The project has already notched up a number of other awards to go with the Cannes Lion win, taking home two Gold Pencils at the One Show Awards, a silver and a bronze at the Silver Telly awards and the Next Award for cause marketing at the AICP Awards.

“That to us has been a proof of concept. Intel spent a fraction of what they would spend on a normal advertising campaign, we spent it on a project,” Kotek told Mumbrella “Instead of having costumes and set designs left over at the end of the day, what we have left over are prosthetic limbs for kids in the Sudan and 3D printers we were able to leave in a hospital. People there are now trained and can continue to print prosthetic limbs for people and that’s the excess that came out of a commercial production.

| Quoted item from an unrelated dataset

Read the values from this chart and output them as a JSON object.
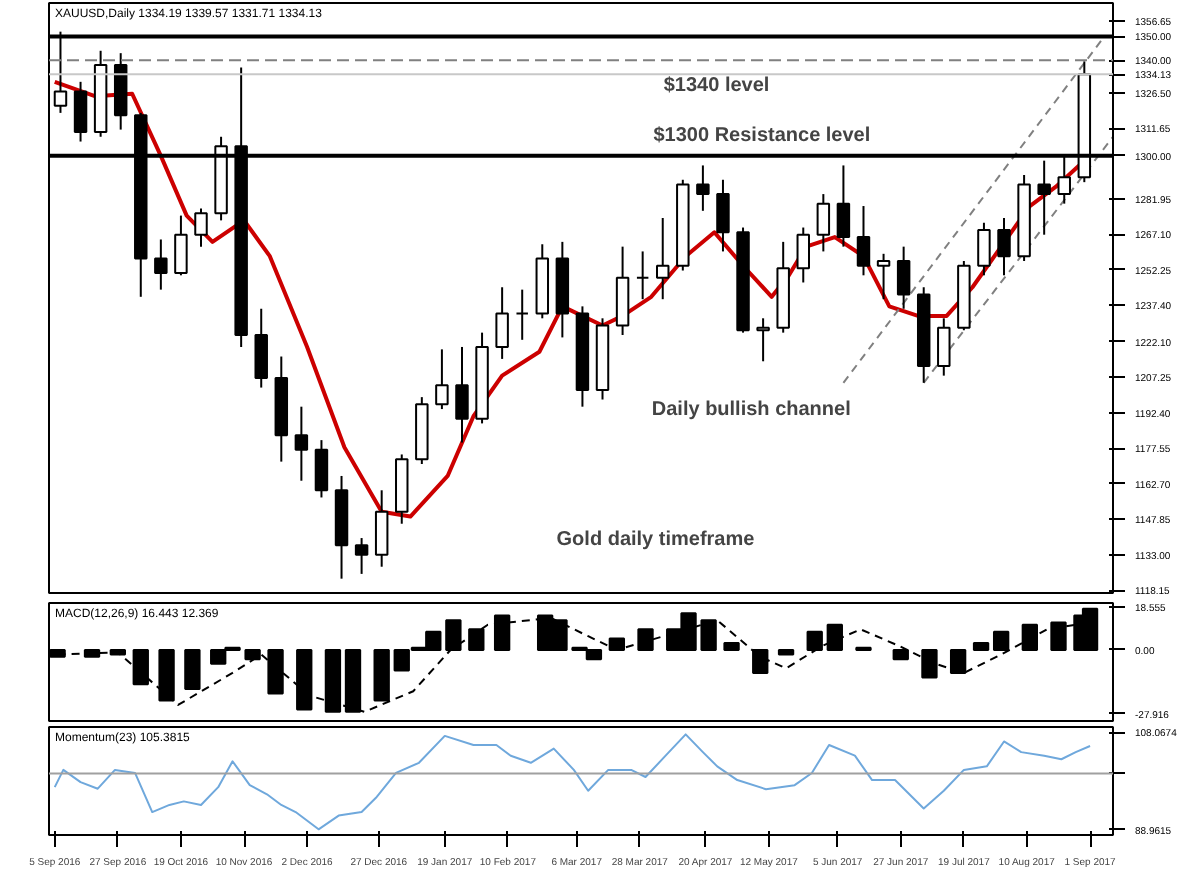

“Project Daniel has now had more than half a billion eyeballs and its starting to win awards which will mean its one of Intel’s most successful campaigns yet its so subtle in terms of their involvement.”

Kotek, who has a science and a law degree from Monash University, said Not Impossible Labs operates around the motto “Help one, help many”.

“We share and advertise our own projects but we basically crowd-source solutions to various problems with regards to access. Let’s say there is a kid who needs a powered wheelchair but its too expensive or they live in a remote location than we assemble a team who donate time to try and solve the problem.

“Then we bring a brand in to underwrite that project and we tell the story about the person the project has helped.